Okay, if there is one thing that you need as quickly as you can when you reach the UK is a National Insurance number. It’s like gold. It opens up your world [Insert theme music here]. So once I have my bags settled in the hotel (that’s a blog for another time), my girl calls and advises me to book an appointment as soon as possible.
Fast forward two weeks and off I go.
“Luuuurisssssamarrrrryyyy! Luuuurisssssamarrrrryyyy!” shouted a man with a thick African accent.
I continue reading my book.
“Luuuurisssssamarrrrryyyy! Luuuurisssssamarrrrryyyy Zool”
I look up and giggle. He was trying to call me!
“Oh my name is Carla. I think you are talking to me,” I tell him.
“You don’t know your name,” he asks.
“Yes my first name. Where I’m from we don’t call people by their middle names that they never go by and expect them to answer.”
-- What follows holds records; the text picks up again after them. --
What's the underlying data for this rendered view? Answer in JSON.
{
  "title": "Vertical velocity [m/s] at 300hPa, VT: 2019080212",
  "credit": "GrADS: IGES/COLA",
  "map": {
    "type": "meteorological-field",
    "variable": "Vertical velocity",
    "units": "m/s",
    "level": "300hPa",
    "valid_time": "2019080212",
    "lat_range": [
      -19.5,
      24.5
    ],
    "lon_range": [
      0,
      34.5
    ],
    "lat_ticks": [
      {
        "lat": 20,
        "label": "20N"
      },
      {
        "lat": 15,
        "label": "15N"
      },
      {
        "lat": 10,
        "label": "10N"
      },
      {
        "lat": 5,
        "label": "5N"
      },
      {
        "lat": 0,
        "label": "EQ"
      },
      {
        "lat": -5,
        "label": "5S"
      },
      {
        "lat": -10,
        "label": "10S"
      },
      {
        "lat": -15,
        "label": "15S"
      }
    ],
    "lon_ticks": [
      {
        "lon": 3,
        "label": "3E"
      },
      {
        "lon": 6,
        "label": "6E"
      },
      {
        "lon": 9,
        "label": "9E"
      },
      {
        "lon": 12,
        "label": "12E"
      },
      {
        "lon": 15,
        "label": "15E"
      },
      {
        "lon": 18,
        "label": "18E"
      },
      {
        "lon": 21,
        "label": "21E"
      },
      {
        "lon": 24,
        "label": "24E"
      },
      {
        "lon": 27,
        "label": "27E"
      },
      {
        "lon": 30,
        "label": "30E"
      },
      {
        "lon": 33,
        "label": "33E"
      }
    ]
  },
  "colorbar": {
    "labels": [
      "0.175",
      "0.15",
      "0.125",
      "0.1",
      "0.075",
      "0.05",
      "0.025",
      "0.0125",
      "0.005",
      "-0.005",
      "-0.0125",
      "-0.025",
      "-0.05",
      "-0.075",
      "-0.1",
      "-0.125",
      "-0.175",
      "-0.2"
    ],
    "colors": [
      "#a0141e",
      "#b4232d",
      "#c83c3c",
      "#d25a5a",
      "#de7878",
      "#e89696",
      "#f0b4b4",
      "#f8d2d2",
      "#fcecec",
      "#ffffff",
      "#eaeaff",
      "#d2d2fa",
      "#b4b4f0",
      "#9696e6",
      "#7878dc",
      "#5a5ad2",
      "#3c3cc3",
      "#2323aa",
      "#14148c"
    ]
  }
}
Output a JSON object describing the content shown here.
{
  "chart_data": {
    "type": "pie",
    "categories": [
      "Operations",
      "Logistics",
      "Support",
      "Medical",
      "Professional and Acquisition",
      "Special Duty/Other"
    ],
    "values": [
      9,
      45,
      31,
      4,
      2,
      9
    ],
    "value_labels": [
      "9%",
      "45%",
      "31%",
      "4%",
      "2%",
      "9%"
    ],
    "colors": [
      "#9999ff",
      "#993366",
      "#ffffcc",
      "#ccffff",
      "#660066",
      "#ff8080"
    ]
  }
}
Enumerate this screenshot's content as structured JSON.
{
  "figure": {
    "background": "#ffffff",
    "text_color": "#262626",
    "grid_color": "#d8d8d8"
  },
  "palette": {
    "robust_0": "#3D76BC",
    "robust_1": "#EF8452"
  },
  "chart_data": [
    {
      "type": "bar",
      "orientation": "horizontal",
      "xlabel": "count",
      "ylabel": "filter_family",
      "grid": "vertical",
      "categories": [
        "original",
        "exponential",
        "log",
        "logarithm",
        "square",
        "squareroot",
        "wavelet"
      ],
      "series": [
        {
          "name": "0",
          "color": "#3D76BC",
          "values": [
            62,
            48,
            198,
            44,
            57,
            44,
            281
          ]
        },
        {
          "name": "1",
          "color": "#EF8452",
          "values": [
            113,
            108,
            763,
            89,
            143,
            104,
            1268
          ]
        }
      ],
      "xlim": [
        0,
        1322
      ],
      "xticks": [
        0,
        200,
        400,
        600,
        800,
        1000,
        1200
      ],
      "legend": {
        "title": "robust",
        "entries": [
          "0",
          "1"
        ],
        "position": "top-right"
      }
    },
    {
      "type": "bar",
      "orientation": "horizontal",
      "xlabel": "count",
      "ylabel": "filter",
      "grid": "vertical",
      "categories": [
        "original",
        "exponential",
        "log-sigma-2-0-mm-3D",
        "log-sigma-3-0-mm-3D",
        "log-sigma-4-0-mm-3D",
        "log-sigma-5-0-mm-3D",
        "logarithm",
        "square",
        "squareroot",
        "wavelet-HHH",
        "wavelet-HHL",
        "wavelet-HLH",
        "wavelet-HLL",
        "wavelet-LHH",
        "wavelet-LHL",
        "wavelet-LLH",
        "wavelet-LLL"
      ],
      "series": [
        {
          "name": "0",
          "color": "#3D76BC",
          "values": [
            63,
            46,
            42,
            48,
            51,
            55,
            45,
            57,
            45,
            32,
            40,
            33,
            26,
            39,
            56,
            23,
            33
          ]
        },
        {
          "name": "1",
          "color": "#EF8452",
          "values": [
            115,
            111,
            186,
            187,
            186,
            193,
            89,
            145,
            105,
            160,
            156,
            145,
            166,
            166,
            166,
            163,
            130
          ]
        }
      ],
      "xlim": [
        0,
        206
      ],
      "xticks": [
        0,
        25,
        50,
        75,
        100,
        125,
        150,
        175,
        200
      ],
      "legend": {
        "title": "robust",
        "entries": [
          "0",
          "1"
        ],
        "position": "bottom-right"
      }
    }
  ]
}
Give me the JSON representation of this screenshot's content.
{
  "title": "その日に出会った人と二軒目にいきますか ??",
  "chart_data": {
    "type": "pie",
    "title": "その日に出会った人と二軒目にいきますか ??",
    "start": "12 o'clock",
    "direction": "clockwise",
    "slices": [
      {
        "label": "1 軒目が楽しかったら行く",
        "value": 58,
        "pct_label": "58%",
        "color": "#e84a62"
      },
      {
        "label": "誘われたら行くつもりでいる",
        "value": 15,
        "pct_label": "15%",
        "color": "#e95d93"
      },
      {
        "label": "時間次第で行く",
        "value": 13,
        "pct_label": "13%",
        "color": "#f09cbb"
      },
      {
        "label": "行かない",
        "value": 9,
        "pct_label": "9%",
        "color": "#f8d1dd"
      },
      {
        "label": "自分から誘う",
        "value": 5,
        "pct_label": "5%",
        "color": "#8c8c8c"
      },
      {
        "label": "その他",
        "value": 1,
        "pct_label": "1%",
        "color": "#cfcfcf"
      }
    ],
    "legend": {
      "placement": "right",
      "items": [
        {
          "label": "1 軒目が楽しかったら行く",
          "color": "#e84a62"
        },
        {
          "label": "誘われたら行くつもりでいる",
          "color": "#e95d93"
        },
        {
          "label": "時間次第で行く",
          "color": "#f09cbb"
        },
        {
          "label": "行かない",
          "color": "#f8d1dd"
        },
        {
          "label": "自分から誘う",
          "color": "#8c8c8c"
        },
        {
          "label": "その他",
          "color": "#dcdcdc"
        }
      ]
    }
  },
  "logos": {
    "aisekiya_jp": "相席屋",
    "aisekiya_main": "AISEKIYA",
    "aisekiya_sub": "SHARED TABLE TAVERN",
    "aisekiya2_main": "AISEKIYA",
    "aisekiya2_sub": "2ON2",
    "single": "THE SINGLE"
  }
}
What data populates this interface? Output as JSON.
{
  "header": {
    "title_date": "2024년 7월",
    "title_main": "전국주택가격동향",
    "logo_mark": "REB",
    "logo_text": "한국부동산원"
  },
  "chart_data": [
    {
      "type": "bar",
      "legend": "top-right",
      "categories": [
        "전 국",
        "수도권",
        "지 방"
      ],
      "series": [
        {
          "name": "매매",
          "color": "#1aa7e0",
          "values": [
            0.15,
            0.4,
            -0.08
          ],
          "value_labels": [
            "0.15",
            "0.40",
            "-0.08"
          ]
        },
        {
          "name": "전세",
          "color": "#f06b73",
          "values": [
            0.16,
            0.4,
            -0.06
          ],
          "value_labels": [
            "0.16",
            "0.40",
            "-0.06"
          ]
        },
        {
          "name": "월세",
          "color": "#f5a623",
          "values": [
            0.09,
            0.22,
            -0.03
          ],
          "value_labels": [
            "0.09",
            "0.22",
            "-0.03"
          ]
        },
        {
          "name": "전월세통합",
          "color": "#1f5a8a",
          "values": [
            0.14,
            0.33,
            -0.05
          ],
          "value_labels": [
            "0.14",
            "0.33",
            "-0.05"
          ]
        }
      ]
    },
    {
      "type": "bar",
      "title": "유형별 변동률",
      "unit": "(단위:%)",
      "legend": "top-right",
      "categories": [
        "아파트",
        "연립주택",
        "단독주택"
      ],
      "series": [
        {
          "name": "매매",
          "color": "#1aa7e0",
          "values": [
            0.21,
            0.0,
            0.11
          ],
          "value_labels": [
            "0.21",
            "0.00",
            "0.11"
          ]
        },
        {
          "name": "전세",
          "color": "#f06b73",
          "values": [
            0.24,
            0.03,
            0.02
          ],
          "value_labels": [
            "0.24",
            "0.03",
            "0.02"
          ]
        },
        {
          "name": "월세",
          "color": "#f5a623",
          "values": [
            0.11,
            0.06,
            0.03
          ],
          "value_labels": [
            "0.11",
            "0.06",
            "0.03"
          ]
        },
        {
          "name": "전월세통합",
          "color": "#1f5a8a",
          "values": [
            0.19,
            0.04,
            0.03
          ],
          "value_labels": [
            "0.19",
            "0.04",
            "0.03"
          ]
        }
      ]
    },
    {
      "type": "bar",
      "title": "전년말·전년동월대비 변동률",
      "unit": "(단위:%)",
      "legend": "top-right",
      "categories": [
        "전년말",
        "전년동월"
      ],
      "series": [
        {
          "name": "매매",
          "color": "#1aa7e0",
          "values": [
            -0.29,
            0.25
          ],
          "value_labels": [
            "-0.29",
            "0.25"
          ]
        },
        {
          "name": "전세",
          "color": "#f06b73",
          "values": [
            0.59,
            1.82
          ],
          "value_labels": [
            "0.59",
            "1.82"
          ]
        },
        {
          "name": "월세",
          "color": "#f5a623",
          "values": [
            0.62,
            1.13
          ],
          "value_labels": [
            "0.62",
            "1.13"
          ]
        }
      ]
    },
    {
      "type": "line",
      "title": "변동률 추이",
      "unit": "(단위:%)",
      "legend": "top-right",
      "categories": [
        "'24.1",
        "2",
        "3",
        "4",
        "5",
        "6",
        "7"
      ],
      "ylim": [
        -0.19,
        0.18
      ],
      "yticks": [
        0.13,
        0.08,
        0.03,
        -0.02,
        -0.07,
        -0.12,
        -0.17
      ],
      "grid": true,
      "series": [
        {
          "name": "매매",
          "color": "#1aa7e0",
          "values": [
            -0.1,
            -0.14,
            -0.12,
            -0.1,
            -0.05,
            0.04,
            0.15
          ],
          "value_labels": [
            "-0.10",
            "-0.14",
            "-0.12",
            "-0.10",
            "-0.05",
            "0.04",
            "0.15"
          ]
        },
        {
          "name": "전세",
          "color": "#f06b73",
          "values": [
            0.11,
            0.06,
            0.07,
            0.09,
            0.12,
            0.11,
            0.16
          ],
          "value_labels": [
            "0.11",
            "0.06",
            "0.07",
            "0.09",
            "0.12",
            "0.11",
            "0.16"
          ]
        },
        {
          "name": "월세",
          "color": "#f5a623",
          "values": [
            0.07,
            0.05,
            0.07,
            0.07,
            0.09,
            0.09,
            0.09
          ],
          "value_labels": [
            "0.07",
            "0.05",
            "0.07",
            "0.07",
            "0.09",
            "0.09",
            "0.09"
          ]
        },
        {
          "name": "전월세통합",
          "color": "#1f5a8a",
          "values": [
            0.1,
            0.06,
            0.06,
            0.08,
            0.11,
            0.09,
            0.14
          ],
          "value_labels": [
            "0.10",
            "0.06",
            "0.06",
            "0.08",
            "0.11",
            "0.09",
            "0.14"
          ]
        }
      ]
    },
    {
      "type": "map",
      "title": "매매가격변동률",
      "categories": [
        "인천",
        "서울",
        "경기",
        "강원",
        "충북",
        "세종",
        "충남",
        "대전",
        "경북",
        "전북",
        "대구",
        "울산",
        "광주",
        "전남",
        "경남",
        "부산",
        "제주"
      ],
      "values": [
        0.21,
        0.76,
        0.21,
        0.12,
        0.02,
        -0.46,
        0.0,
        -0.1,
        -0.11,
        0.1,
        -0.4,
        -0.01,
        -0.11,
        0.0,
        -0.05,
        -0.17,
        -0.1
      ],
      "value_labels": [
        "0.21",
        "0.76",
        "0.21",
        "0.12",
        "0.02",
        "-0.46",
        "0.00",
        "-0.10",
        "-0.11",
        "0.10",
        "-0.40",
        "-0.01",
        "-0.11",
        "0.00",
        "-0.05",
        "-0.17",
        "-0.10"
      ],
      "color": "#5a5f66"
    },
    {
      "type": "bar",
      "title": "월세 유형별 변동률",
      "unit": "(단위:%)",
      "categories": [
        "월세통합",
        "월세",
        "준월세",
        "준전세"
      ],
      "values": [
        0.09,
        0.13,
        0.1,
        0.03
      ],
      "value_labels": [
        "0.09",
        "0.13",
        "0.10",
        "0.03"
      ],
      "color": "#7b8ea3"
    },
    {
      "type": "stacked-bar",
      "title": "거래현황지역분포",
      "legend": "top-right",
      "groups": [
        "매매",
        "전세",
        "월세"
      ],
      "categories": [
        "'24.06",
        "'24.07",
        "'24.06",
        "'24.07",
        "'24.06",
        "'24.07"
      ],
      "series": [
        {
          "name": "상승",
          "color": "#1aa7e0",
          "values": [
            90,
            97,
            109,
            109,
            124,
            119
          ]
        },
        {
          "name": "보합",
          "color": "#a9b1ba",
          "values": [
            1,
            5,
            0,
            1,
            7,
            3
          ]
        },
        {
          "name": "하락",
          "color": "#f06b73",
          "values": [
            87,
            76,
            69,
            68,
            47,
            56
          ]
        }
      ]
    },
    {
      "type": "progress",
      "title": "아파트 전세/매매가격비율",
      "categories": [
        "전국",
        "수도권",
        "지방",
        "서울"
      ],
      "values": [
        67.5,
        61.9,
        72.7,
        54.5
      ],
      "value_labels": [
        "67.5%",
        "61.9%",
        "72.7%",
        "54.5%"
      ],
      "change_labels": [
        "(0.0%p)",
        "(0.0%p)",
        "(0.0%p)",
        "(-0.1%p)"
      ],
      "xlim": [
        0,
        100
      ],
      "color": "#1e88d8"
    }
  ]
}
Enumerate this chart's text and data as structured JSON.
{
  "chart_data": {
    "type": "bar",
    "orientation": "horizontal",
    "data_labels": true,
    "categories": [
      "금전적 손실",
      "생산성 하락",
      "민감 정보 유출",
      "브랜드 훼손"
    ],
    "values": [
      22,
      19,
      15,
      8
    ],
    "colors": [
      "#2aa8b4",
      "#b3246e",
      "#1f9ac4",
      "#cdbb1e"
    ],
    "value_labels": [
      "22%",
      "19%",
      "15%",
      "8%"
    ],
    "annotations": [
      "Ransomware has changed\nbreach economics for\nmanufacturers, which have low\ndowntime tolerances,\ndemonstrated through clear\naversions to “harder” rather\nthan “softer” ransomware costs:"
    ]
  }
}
If you know me, I’m heated now, but I hold my tongue because this foul-smelling man holds the key to something that I need.
“I am going to ask you some questions. I need you to answer them truthfully and honestly.”
“What is your full name?”
Didn’t he just butcher it?
“When is your date of birth?”
I tell him.
“How old does that make you and let me say that I had a young man recently who said he was born in 1994 and couldn’t calculate his age...not because he was lying but because he couldn’t subtract. Not to say you will lie.”
I’m super pissed now, but reminding myself that this fool had what I wanted.
“Are you always this happy?” he asks.
“Yes,” I replied through clenched teeth. “You should see me when I’m in a bad mood.”
And the inquisition continues.
“Have you ever been married?”
Him: “Have you ever been divorced?”
I almost said: “Didn’t I just @#%$@# say I’ve never been married!”
And it gets worse….
“How many children do you have?”
“Do they have the same father?”
“So they are the products of casual, social relationships?”
[Mental record schreeches].
WHAT THE FLIP DID THIS MAN JUST SAY TO ME?! HAS HE LOST HIS EVER LOVING MIND?!
I had to dig deep for the filter…
“Wellll...I’ve never heard it quite put to me that way, but no I did not marry any of their fathers.”
Next question…I tell you no lie: “Have you been divorced?”
If looks could kill, he would be just as dead as his deodorant. He then proceeded to question whether I was a UK citizen and why my passport looked different than others he’d seen. His colleague thankfully overheard him and told him that those of us who were born in UK territories are British citizens from the day we are born.
At the end, I had to look over the application and rectify any mistakes. I pointed out a few and then was thankful that this tortuous process was over and then he says: “You are one big lady.”
“Do you mind clarifying what you mean?”
“Well you have three children and never married their fathers…”
I cut him off before he could finish.
“Is this how an interview should go because your line of questioning is extremely inappropriate and disrespectful and I don’t appreciate it.”
He then tells me that he was joking. I wanted to slap the breath out him so badly I could taste it. When he came back with my temporary number, I collected my passport and didn’t start cursing ‘til I got outside.
I plan on reporting him but I am waiting until I get my permanent number.